We are building a scalable self-hosted GitHub Actions runner architecture on AWS, and we’re encountering a persistent concurrency issue. Our goal is to have a shared Docker image cache to accelerate our CI/CD pipelines by avoiding repeated image downloads.
Our Architecture:
We use AWS ECS to run our self-hosted runner tasks.
The ECS tasks run on a fleet of EC2 instances.
To share the Docker image cache, we have mounted an Amazon EBS volume to each EC2 instance at /opt/runners.
The Problem:
The setup works perfectly when a single CI job is running. However, when multiple jobs are triggered concurrently, we faced to build failures.
This is happening even though the image exists locally on the EBS volume from a previous successful run.
Our Questions:
Is using a shared EBS volume for ‘/opt/runners’ across multiple EC2 instances a viable or supported architecture for achieving a shared Docker cache? If so, how can we mitigate these race conditions?
What are the recommended architecture for achieving a shared Docker layer cache for concurrent, ephemeral GitHub Actions runners on AWS?
You should really not share /var/lib/docker with multiple virtual machines. It is not just “image cache”, it is the entire Docker Data root and it could cuase issues. You would have all your metadata on all machines including existing containers and you would not have those containers running on your machne.
I don1t know if this is the cause of your issue, but each machine should have its own docker data root not used by anyone else.
You can run a locl docker registry somewhere in your environment if you want to speed up pulling images.
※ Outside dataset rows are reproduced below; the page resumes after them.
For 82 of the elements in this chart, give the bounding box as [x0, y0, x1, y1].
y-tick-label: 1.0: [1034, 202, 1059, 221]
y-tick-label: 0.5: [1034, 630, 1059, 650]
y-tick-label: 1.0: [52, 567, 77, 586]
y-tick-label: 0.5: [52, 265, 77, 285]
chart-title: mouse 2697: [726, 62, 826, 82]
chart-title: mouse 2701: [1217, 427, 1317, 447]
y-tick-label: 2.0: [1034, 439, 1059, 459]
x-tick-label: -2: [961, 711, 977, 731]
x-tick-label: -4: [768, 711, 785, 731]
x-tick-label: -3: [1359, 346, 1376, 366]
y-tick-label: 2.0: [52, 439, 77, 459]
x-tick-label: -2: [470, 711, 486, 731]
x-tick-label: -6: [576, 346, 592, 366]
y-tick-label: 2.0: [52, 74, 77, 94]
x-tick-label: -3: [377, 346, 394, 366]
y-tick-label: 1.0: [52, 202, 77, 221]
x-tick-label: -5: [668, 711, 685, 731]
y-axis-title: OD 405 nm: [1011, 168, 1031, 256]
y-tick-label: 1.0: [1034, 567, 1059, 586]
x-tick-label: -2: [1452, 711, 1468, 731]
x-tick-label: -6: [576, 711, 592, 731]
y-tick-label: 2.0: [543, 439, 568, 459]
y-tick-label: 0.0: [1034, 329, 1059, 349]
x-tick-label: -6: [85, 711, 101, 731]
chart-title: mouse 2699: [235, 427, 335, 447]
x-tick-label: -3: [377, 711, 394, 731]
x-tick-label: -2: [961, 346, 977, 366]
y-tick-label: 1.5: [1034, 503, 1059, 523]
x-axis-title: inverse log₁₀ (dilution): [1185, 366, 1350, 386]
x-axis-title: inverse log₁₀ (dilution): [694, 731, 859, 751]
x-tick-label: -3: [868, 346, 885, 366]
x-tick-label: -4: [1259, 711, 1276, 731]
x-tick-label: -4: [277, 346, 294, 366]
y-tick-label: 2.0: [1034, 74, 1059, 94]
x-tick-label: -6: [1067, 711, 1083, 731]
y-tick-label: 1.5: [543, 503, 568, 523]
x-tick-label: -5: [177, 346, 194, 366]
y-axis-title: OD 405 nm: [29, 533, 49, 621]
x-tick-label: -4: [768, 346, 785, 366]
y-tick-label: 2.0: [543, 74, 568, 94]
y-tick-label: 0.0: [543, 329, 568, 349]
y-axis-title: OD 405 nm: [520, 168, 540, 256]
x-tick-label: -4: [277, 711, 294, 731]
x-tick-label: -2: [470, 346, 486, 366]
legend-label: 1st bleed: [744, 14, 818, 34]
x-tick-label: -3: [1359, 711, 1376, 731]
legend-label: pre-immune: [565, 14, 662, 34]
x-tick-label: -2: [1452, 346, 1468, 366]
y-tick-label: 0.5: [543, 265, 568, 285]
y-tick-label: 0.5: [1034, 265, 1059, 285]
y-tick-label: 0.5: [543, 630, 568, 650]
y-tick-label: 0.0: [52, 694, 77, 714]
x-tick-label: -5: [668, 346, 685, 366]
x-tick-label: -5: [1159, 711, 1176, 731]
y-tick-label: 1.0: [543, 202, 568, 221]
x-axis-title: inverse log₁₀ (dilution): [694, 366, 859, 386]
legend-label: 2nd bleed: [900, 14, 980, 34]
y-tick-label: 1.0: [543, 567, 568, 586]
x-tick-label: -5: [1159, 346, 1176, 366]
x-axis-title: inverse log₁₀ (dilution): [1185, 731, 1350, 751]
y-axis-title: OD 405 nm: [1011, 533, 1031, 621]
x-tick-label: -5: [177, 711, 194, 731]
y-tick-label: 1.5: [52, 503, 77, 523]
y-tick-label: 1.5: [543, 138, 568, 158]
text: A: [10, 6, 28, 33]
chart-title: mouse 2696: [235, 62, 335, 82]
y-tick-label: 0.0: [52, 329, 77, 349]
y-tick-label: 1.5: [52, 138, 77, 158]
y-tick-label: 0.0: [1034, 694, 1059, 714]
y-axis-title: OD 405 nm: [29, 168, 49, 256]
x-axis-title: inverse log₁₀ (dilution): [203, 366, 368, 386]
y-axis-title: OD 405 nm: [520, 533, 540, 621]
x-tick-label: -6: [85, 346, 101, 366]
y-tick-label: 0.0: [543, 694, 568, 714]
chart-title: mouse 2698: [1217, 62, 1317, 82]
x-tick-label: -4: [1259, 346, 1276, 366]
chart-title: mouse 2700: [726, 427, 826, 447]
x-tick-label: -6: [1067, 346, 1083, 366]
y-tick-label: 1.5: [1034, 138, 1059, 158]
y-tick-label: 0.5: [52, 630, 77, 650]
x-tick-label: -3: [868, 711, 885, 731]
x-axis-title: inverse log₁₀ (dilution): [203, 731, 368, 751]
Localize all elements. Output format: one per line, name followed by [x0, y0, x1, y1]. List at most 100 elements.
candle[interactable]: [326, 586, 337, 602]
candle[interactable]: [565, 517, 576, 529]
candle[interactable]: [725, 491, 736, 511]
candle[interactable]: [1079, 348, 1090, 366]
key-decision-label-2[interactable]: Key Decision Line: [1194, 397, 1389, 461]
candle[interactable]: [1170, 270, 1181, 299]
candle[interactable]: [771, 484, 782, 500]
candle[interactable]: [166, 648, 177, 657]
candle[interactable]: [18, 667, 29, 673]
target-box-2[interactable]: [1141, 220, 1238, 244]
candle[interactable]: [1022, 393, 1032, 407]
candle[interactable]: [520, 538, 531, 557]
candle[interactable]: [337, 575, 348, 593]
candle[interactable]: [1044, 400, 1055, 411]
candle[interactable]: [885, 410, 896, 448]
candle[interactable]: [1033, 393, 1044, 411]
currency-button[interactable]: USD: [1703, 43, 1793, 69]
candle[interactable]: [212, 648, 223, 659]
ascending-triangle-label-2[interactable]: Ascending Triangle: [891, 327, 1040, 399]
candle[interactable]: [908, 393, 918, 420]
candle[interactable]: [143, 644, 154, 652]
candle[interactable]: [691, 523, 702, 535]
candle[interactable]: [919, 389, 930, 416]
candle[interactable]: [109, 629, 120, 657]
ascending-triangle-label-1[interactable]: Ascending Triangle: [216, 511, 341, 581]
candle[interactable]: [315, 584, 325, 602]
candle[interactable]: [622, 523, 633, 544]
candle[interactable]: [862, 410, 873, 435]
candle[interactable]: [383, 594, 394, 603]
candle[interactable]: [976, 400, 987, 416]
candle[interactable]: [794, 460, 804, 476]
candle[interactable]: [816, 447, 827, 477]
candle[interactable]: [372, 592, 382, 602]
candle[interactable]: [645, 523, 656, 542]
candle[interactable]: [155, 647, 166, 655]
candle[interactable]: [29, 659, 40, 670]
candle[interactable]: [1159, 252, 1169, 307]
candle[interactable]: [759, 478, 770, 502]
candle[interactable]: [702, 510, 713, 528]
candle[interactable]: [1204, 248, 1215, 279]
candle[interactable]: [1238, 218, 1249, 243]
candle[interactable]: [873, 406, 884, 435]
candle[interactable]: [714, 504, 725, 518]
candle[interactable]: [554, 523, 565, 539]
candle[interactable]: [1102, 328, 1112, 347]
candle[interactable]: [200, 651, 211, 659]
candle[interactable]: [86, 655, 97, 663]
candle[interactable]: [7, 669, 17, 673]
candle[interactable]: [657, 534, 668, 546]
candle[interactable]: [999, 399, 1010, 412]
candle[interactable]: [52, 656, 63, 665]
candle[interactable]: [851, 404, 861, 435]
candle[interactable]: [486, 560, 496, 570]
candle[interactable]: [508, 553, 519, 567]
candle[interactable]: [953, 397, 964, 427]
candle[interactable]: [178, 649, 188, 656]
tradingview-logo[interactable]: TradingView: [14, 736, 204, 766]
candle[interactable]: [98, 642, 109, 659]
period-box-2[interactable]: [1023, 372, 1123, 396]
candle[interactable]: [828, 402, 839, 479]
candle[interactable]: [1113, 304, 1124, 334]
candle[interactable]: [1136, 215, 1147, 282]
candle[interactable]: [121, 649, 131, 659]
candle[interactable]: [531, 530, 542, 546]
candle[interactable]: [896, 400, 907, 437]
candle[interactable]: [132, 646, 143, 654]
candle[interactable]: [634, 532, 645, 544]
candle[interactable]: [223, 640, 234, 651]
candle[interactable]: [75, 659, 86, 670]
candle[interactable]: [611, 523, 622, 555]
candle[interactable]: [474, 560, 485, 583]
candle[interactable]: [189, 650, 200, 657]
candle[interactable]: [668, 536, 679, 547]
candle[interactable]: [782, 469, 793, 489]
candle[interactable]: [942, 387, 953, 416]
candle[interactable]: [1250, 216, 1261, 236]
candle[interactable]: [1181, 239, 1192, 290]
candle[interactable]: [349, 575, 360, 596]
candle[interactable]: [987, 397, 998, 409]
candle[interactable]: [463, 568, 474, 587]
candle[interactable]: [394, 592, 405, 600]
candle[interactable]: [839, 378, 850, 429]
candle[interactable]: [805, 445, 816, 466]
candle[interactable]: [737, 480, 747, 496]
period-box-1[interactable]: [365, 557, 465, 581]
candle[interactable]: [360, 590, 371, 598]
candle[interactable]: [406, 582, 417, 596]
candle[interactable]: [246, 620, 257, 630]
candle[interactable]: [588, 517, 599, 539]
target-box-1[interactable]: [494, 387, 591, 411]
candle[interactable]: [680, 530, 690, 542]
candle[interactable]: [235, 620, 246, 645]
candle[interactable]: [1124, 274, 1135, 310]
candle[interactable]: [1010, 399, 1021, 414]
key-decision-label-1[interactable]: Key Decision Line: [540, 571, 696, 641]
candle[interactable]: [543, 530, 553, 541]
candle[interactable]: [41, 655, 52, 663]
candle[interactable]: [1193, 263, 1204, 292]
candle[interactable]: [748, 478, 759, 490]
I need to correct my previous statement about our architecture. My apologies for any confusion. To be clear, we are not sharing the Docker daemon; each runner has its own isolated environment.
An EBS volume is a block storage that is bound to an AZ of a region. Block storage can not be attached to more than one compute node at a time. Not a feasible solution.
The answer remains the same: use the GitHub Actions caching. It should support s3 as backend. I haven`t configured it myself, but you should find pointers in the docs or in blog posts.
Update: I accidentally wrote “I have configured it myself”. I meant to write that I haven’t. Now its fixed.